Накануне милорд Райхон переправил меня порталом из комнаты общежития прямо в вестибюль лечебницы. Но телепортироваться на территорию эльфийского посольства равносильно вторжению.
Маг улыбнулся, глаза лукаво блеснули.
– Вы так и не забрали куртку, которую оставили в клубе Огненного Черепа, помните? А еще я захватил зонт. Готовы?
Оливер подал мне руку. Я подхватила полюбившиеся моему чуду цветы.
– Готова.
Погода разбушевалась не на шутку: ливень, ветер, норовивший вырвать у Оливера зонт и заглянуть мне под платье. Но, как сказал ректор, хорошо, что не гроза. В грозу отключают сеть порталов, так как те сбоят из-за атмосферного электричества.
Эльфу, дежурившему у калитки посольства, дождь был нипочем. Струи воды обтекали укрывавший его невидимый кокон, и, судя по тому, как аккуратно лежали на плечах стража длинные белые волосы, ветер тоже не мог пробить защиту. Мне даже показалось, что нелюдь усмехнулся, взглянув на наш зонт. Но, скорее всего, показалось: все знают, каковы эльфы по части эмоций; милорду Райхону жизни не хватит, чтобы достичь такой степени непробиваемости.

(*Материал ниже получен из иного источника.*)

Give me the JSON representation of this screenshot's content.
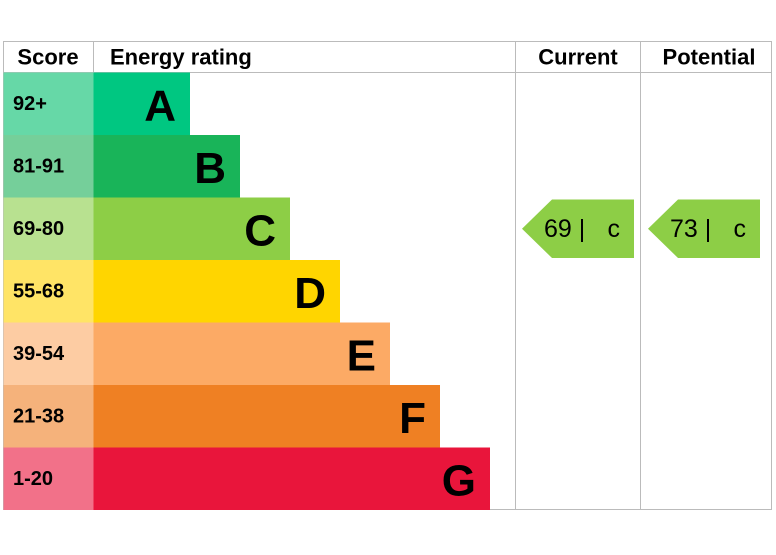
{
  "header": {
    "score": "Score",
    "rating": "Energy rating",
    "current": "Current",
    "potential": "Potential"
  },
  "bands": [
    {
      "score": "92+",
      "letter": "A"
    },
    {
      "score": "81-91",
      "letter": "B"
    },
    {
      "score": "69-80",
      "letter": "C"
    },
    {
      "score": "55-68",
      "letter": "D"
    },
    {
      "score": "39-54",
      "letter": "E"
    },
    {
      "score": "21-38",
      "letter": "F"
    },
    {
      "score": "1-20",
      "letter": "G"
    }
  ],
  "current": {
    "value": "69 |",
    "letter": "c"
  },
  "potential": {
    "value": "73 |",
    "letter": "c"
  }
}
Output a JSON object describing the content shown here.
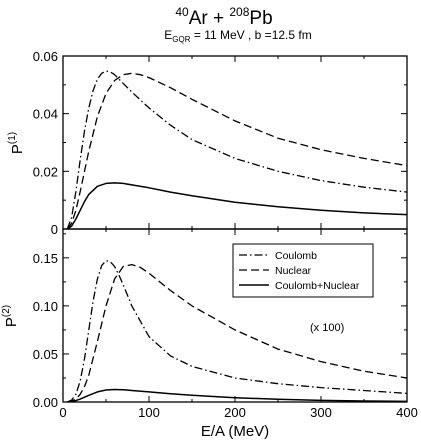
{
  "title": {
    "proj_mass": "40",
    "proj_sym": "Ar",
    "plus": " + ",
    "targ_mass": "208",
    "targ_sym": "Pb",
    "sub_E": "E",
    "sub_E_index": "GQR",
    "sub_E_value": " = 11 MeV ,  b =12.5 fm"
  },
  "legend": {
    "items": [
      {
        "label": "Coulomb",
        "style": "dash-dot"
      },
      {
        "label": "Nuclear",
        "style": "dashed"
      },
      {
        "label": "Coulomb+Nuclear",
        "style": "solid"
      }
    ]
  },
  "annotation": "(x 100)",
  "chart_data": [
    {
      "type": "line",
      "panel": "top",
      "ylabel": "P",
      "ylabel_sup": "(1)",
      "xlim": [
        0,
        400
      ],
      "ylim": [
        0,
        0.06
      ],
      "yticks": [
        0,
        0.02,
        0.04,
        0.06
      ],
      "ytick_labels": [
        "0",
        "0.02",
        "0.04",
        "0.06"
      ],
      "series": [
        {
          "name": "Coulomb",
          "style": "dash-dot",
          "x": [
            5,
            10,
            15,
            20,
            25,
            30,
            35,
            40,
            45,
            50,
            55,
            60,
            70,
            80,
            100,
            125,
            150,
            200,
            250,
            300,
            350,
            400
          ],
          "y": [
            0.0,
            0.004,
            0.013,
            0.024,
            0.034,
            0.042,
            0.048,
            0.052,
            0.054,
            0.0548,
            0.0545,
            0.0535,
            0.0505,
            0.0475,
            0.042,
            0.036,
            0.031,
            0.0245,
            0.02,
            0.0168,
            0.0145,
            0.0128
          ]
        },
        {
          "name": "Nuclear",
          "style": "dashed",
          "x": [
            5,
            10,
            15,
            20,
            25,
            30,
            40,
            50,
            60,
            70,
            80,
            90,
            100,
            125,
            150,
            200,
            250,
            300,
            350,
            400
          ],
          "y": [
            0.0,
            0.002,
            0.0065,
            0.013,
            0.02,
            0.027,
            0.039,
            0.047,
            0.0515,
            0.0535,
            0.054,
            0.0535,
            0.0525,
            0.049,
            0.045,
            0.0375,
            0.0315,
            0.0275,
            0.0245,
            0.022
          ]
        },
        {
          "name": "Coulomb+Nuclear",
          "style": "solid",
          "x": [
            5,
            10,
            15,
            20,
            25,
            30,
            40,
            50,
            60,
            70,
            80,
            100,
            125,
            150,
            200,
            250,
            300,
            350,
            400
          ],
          "y": [
            0.0,
            0.001,
            0.0035,
            0.0065,
            0.0095,
            0.012,
            0.0148,
            0.0158,
            0.016,
            0.0158,
            0.0153,
            0.0143,
            0.0128,
            0.0115,
            0.0093,
            0.0077,
            0.0065,
            0.0056,
            0.005
          ]
        }
      ]
    },
    {
      "type": "line",
      "panel": "bottom",
      "ylabel": "P",
      "ylabel_sup": "(2)",
      "xlabel": "E/A (MeV)",
      "xlim": [
        0,
        400
      ],
      "ylim": [
        0,
        0.18
      ],
      "xticks": [
        0,
        100,
        200,
        300,
        400
      ],
      "xtick_labels": [
        "0",
        "100",
        "200",
        "300",
        "400"
      ],
      "yticks": [
        0,
        0.05,
        0.1,
        0.15
      ],
      "ytick_labels": [
        "0.00",
        "0.05",
        "0.10",
        "0.15"
      ],
      "series": [
        {
          "name": "Coulomb",
          "style": "dash-dot",
          "x": [
            5,
            10,
            15,
            20,
            25,
            30,
            35,
            40,
            45,
            50,
            55,
            60,
            65,
            70,
            80,
            100,
            125,
            150,
            200,
            250,
            300,
            350,
            400
          ],
          "y": [
            0.0,
            0.002,
            0.008,
            0.022,
            0.045,
            0.075,
            0.105,
            0.128,
            0.142,
            0.147,
            0.146,
            0.141,
            0.132,
            0.122,
            0.1,
            0.068,
            0.048,
            0.037,
            0.025,
            0.019,
            0.015,
            0.012,
            0.009
          ]
        },
        {
          "name": "Nuclear",
          "style": "dashed",
          "x": [
            5,
            10,
            15,
            20,
            25,
            30,
            40,
            50,
            60,
            70,
            80,
            90,
            100,
            125,
            150,
            200,
            250,
            300,
            350,
            400
          ],
          "y": [
            0.0,
            0.001,
            0.003,
            0.008,
            0.016,
            0.028,
            0.063,
            0.1,
            0.128,
            0.141,
            0.143,
            0.14,
            0.134,
            0.116,
            0.1,
            0.075,
            0.055,
            0.042,
            0.032,
            0.025
          ]
        },
        {
          "name": "Coulomb+Nuclear",
          "style": "solid",
          "x": [
            5,
            10,
            15,
            20,
            30,
            40,
            50,
            60,
            70,
            80,
            100,
            125,
            150,
            200,
            250,
            300,
            350,
            400
          ],
          "y": [
            0.0,
            0.0005,
            0.0015,
            0.003,
            0.007,
            0.0105,
            0.0125,
            0.013,
            0.0128,
            0.012,
            0.0105,
            0.0085,
            0.007,
            0.0045,
            0.0028,
            0.0017,
            0.001,
            0.0006
          ]
        }
      ]
    }
  ]
}
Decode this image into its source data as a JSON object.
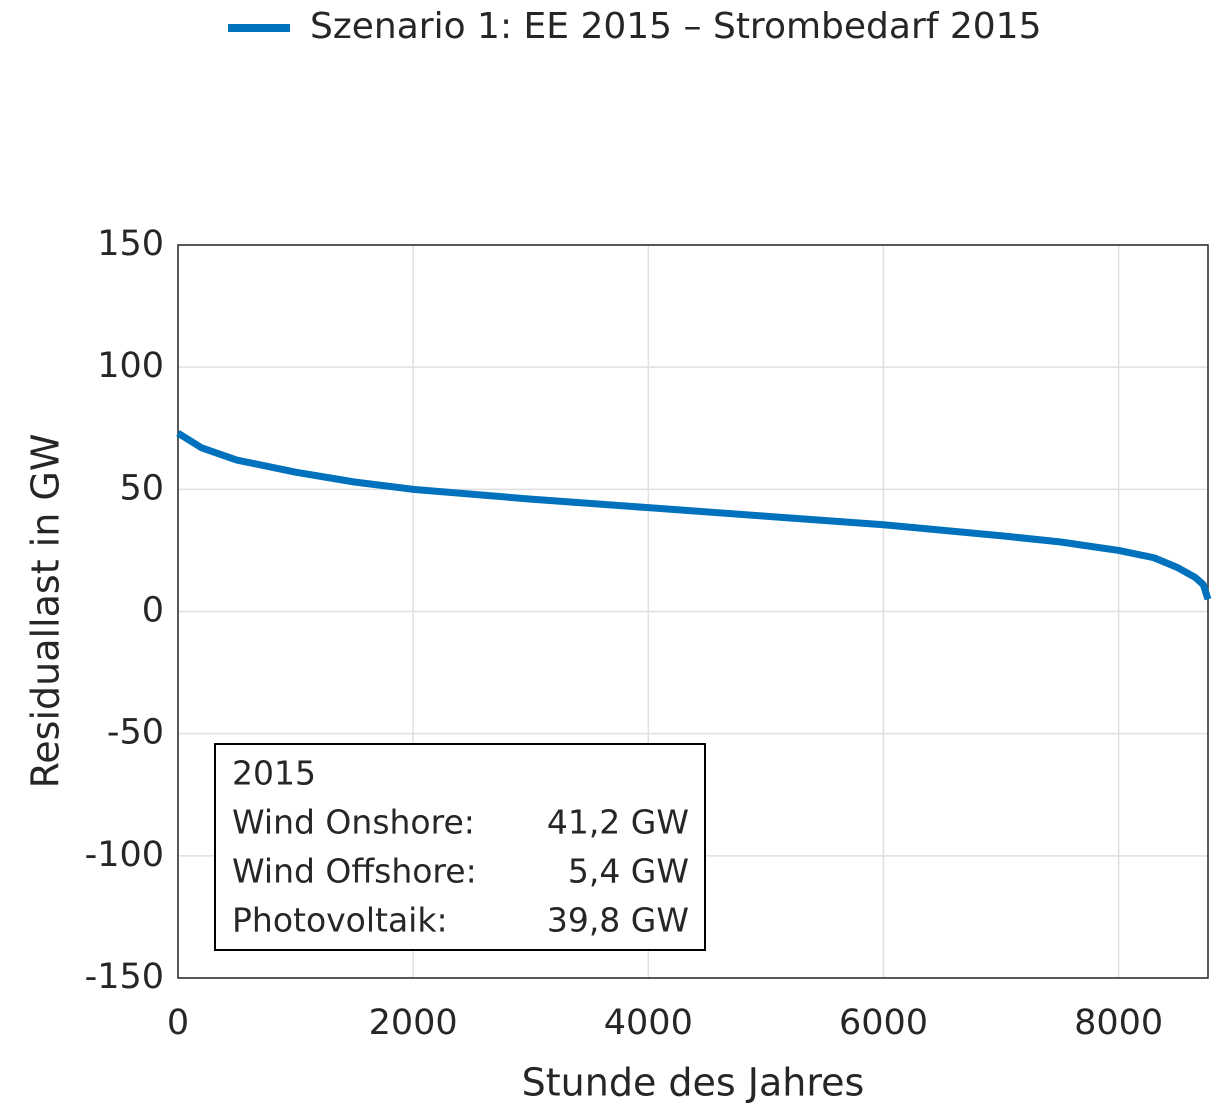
{
  "chart_data": {
    "type": "line",
    "x_label": "Stunde des Jahres",
    "y_label": "Residuallast in GW",
    "x": [
      0,
      100,
      200,
      500,
      1000,
      1500,
      2000,
      3000,
      4000,
      5000,
      6000,
      7000,
      7500,
      8000,
      8300,
      8500,
      8650,
      8720,
      8760
    ],
    "series": [
      {
        "name": "Szenario 1: EE 2015 – Strombedarf 2015",
        "color": "#0072bd",
        "values": [
          73,
          70,
          67,
          62,
          57,
          53,
          50,
          46,
          42.5,
          39,
          35.5,
          31,
          28.5,
          25,
          22,
          18,
          14,
          11,
          5
        ]
      }
    ],
    "xlim": [
      0,
      8760
    ],
    "xticks": [
      0,
      2000,
      4000,
      6000,
      8000
    ],
    "ylim": [
      -150,
      150
    ],
    "yticks": [
      -150,
      -100,
      -50,
      0,
      50,
      100,
      150
    ],
    "grid": true,
    "legend": "top",
    "annotation": {
      "title": "2015",
      "rows": [
        [
          "Wind Onshore:",
          "41,2 GW"
        ],
        [
          "Wind Offshore:",
          "5,4 GW"
        ],
        [
          "Photovoltaik:",
          "39,8 GW"
        ]
      ]
    }
  }
}
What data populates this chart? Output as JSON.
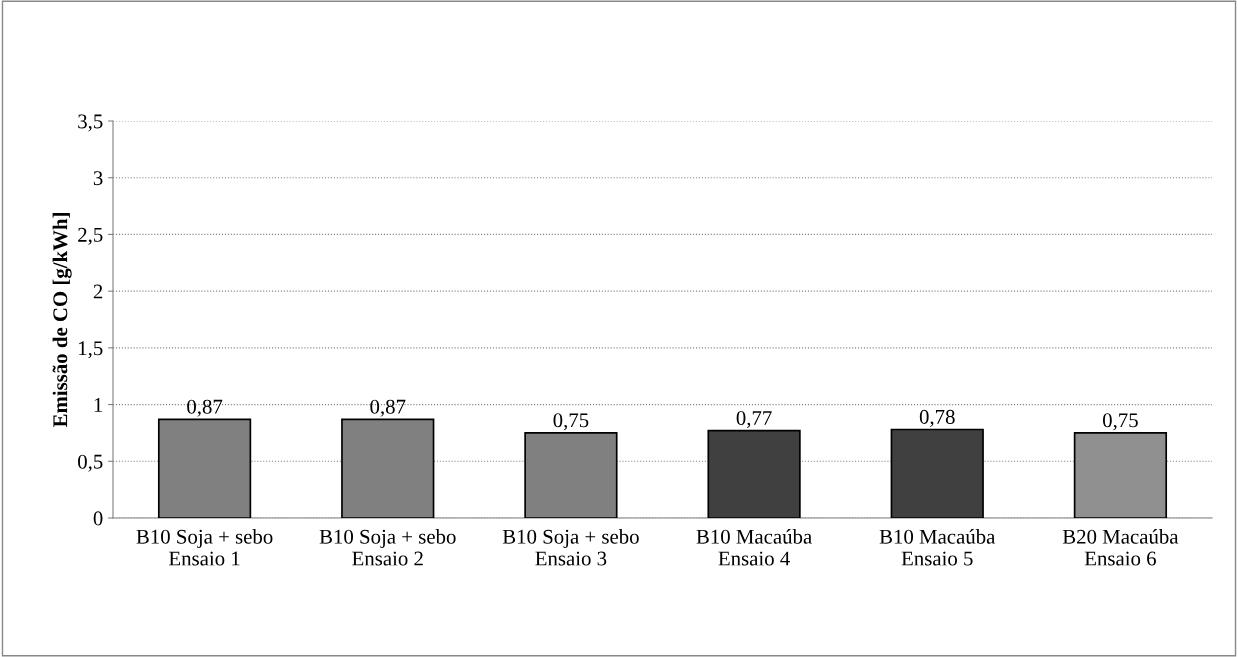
{
  "chart_data": {
    "type": "bar",
    "categories": [
      "B10 Soja + sebo\nEnsaio 1",
      "B10 Soja + sebo\nEnsaio 2",
      "B10 Soja + sebo\nEnsaio 3",
      "B10 Macaúba\nEnsaio 4",
      "B10 Macaúba\nEnsaio 5",
      "B20 Macaúba\nEnsaio 6"
    ],
    "values": [
      0.87,
      0.87,
      0.75,
      0.77,
      0.78,
      0.75
    ],
    "value_labels": [
      "0,87",
      "0,87",
      "0,75",
      "0,77",
      "0,78",
      "0,75"
    ],
    "colors": [
      "#808080",
      "#808080",
      "#808080",
      "#404040",
      "#404040",
      "#909090"
    ],
    "ylabel": "Emissão de CO [g/kWh]",
    "ylim": [
      0,
      3.5
    ],
    "yticks": [
      0,
      {
        "value": 0.5,
        "label": "0,5"
      },
      1,
      {
        "value": 1.5,
        "label": "1,5"
      },
      2,
      {
        "value": 2.5,
        "label": "2,5"
      },
      3,
      {
        "value": 3.5,
        "label": "3,5"
      }
    ],
    "grid": "y",
    "legend": false
  }
}
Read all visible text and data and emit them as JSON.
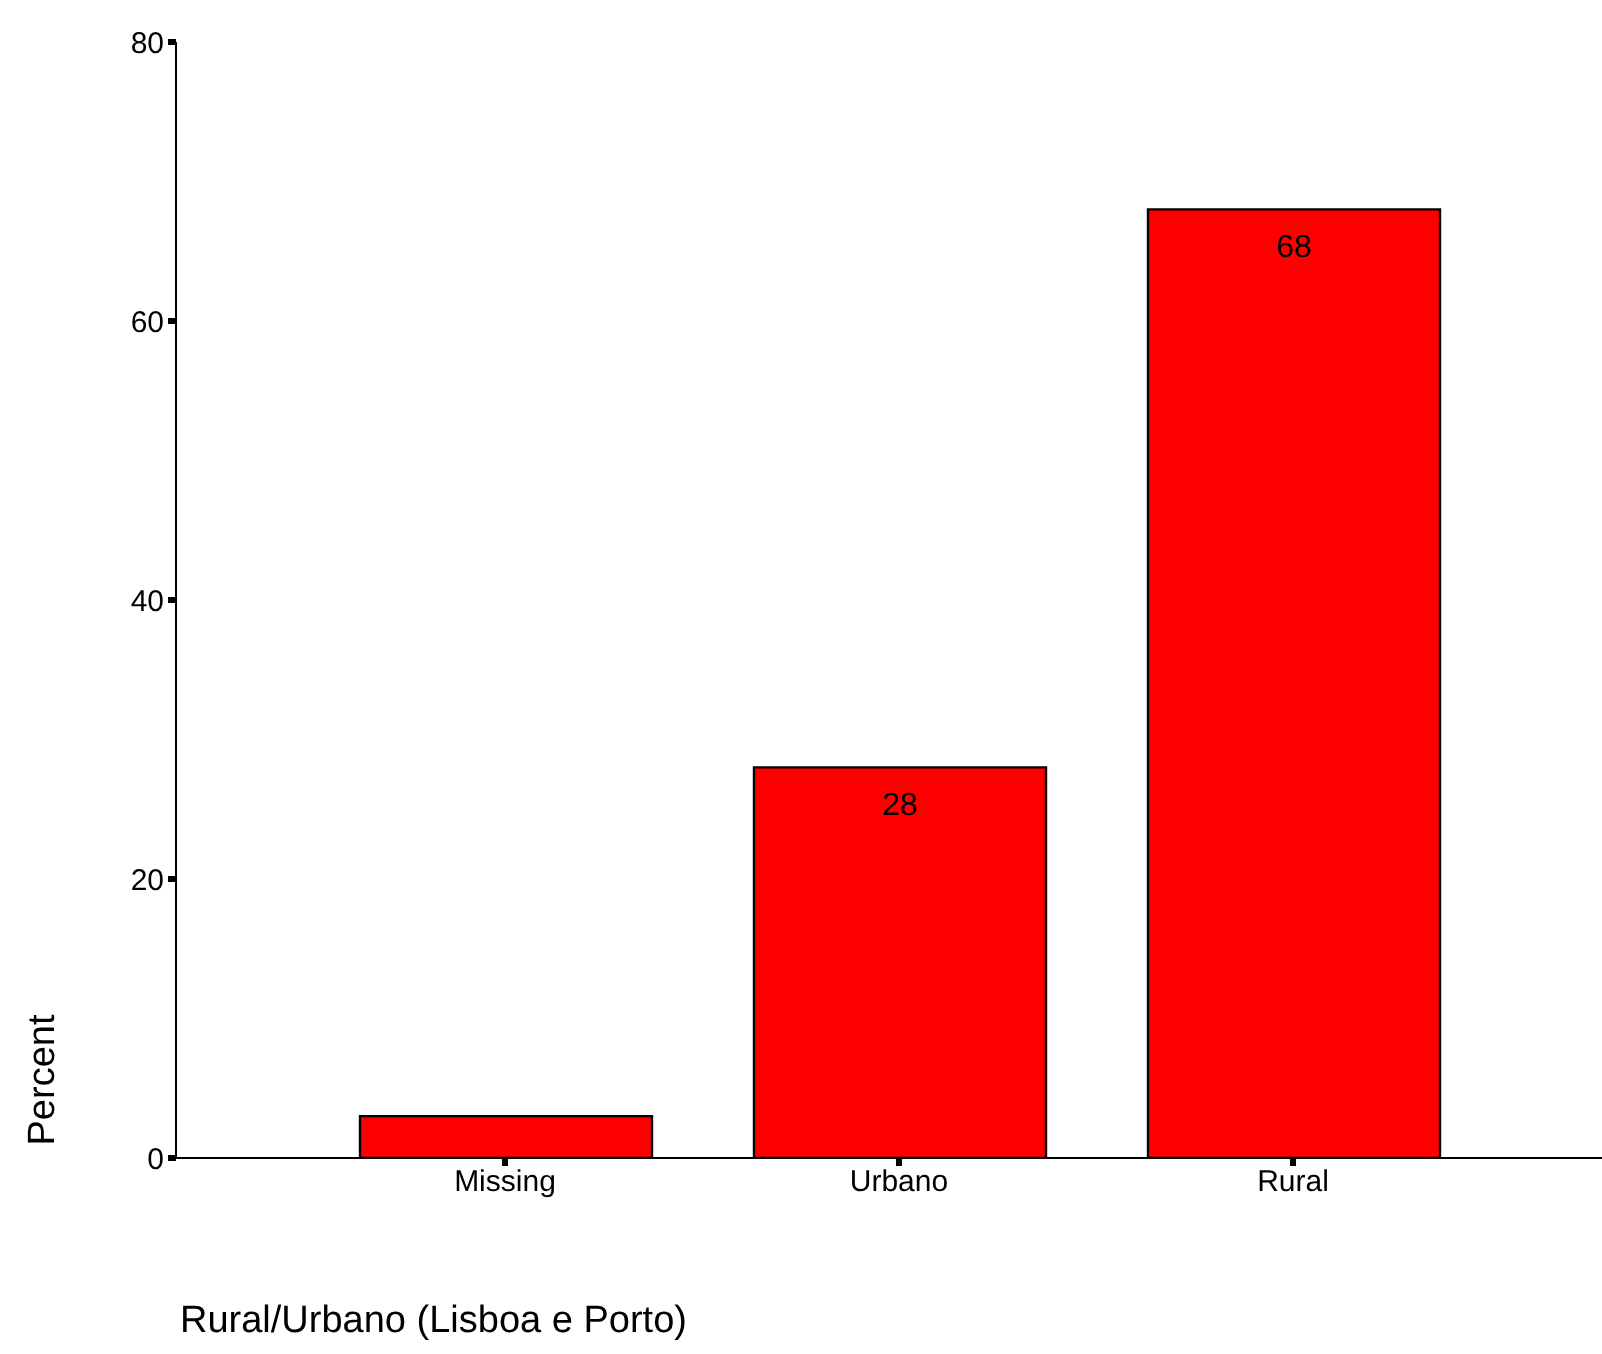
{
  "chart_data": {
    "type": "bar",
    "xlabel": "Rural/Urbano (Lisboa e Porto)",
    "ylabel": "Percent",
    "categories": [
      "Missing",
      "Urbano",
      "Rural"
    ],
    "values": [
      3,
      28,
      68
    ],
    "value_labels": [
      null,
      "28",
      "68"
    ],
    "color": "#ff0000",
    "ylim": [
      0,
      80
    ],
    "yticks": [
      0,
      20,
      40,
      60,
      80
    ],
    "grid": false,
    "legend": false
  }
}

Впустили нас без лишних вопросов и никаких леди не приставили. У ректора были определенные преимущества в этом вопросе. Странно, что он не бегал сюда ежедневно.
– Эноре кэллапиа не любят магов моего профиля, – сказал он, когда я спросила об этом. – Зачем лишний раз нервировать чудесное животное?
Увидев меня, единорог радостно заржал и шагнул навстречу, но тут же отступил, заметив ректора, и сердито забил копытами.